Fabric Used:  I used a jersey knit from the Vogue Fabric warehouse in Evanston.  I recently went there with one of my sewing students.  I'm trying to do better about fabric purchases.  Lol I have so much fabric.  Anyway, this fabric sewed up easy.  For the sleeves, I used the remnant from a recent project.  That fabric was purchased at Walmart.  It is a light weight sweatshirt fabric. Both fabrics were pre-washed and dried.

Pattern alterations or any design changes you made:  No alterations or design changes.  Sewn right from the envelope.  Of course, a little tweaking as I sewed it together.

Would you sew it again? Would you recommend it to others?  Yes, I plan to sew view A very soon.  And yes, I do recommend it to others sewists.




Conclusion:  I really like how this tunic turned out.  It is definitely a wardrobe staple.  I plan to pair it with jeans or a simple pull on pants.  This tunic is a nice alterative to a typical t-shirt top.

Happy Sewing!
C


Tunic Delight - Vogue V1937 - Sandra Betzina

 




Pattern Description:  Misses' Dress and Tunic:  Pleat front A-line dress or tunic with back yoke.  View A has side seam pockets, contrast collar, cuffs and hem facings.  View B has lantern sleeves, contrast upper sleeves, yoke lining and hem facings, stitched to outside.  Purchased trim.


Pattern Sizing:  A - J corresponding measurements included.  I made view B (tunic), and I used sizes E and F.


Did it look like the photo/drawing on the pattern envelope once you were done sewing with it?  Yes, it did.  The sleeves were slightly longer on me than on the model.  It could be related to the sizing.

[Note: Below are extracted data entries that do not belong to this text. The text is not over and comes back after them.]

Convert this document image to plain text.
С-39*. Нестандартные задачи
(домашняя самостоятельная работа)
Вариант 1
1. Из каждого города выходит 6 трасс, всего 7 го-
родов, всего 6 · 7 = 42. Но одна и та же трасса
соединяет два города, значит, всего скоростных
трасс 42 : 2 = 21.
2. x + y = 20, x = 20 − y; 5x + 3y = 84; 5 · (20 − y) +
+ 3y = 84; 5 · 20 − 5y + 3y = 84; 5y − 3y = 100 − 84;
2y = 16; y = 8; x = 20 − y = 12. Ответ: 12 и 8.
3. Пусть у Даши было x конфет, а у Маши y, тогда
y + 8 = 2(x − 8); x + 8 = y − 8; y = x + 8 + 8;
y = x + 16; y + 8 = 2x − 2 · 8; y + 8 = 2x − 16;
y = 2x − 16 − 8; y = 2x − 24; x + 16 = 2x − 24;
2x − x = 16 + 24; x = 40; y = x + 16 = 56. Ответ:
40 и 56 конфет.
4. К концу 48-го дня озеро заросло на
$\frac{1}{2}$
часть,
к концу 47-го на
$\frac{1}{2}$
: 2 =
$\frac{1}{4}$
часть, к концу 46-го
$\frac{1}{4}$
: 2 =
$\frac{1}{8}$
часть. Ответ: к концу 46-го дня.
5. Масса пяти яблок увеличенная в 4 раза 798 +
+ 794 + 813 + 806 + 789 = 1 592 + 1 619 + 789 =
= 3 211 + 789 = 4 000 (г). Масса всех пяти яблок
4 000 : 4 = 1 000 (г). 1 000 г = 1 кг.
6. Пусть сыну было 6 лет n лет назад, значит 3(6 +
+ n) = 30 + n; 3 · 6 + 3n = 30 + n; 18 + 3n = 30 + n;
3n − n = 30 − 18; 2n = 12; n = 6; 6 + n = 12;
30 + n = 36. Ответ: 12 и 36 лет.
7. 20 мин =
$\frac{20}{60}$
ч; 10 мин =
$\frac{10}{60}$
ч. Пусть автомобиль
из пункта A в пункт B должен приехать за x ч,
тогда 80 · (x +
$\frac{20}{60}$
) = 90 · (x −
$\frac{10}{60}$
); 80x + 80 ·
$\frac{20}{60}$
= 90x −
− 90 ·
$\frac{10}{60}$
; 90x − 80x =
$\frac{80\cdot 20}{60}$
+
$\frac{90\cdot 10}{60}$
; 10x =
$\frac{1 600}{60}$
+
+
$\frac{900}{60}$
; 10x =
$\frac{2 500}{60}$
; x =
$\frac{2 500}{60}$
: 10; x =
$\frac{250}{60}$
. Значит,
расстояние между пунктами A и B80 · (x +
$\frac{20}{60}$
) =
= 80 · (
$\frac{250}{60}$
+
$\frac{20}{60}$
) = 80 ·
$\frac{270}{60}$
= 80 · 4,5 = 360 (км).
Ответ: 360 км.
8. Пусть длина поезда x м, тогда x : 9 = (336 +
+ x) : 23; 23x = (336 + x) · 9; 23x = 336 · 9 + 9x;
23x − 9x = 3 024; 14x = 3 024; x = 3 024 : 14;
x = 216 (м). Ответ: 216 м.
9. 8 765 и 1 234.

Were the instructions easy to follow?  Yes, the instructions were easy to follow.  Sandra Betzina also included some tips for making bust and back adjustments along with some construction tips.  Note:  I still need to tack down the front pleat.  

What did you particularly like or dislike about the pattern?  I have a few likes:  The lantern sleeves are beautiful; the trim around the neckline and below the yoke, and the contrast at the hem.

No real dislikes.






Fabric Used:  I used an Ankara fabric that I purchased at Djenne Collection on 95th Street.  The contrasting fabric is a basic cotton from JoAnn's. All fabrics pre-washed and dried.

Pattern alterations or any design changes you made:  I made a few small changes:
  • I made bias tape for the trim instead a purchasing a fancy trim.  This first tunic was to test the pattern and the design for me.
  • The sizing - I tweaked the fit between sizes E and F.
  • I added 1/2" across the shoulder blades for prominent shoulder blades.

Would you sew it again? Would you recommend it to others?  I think I will make the tunic again in one of the recommended fabrics.  I used a crisper fabric because I was going for more of a dashiki look.  With a crepe or silky fabric the tunic will hang closer to the body and have more drape than my version of it. I also want to make the dress.  And yes, I do recommend it to others.  I do suggest that you should transfer all markings especially on the front of the top.

Conclusion: I enjoyed making this tunic.  It was not difficult to sew and the instructions were good.  The finished top really looks great.  I hope to post pictures of me wearing it soon.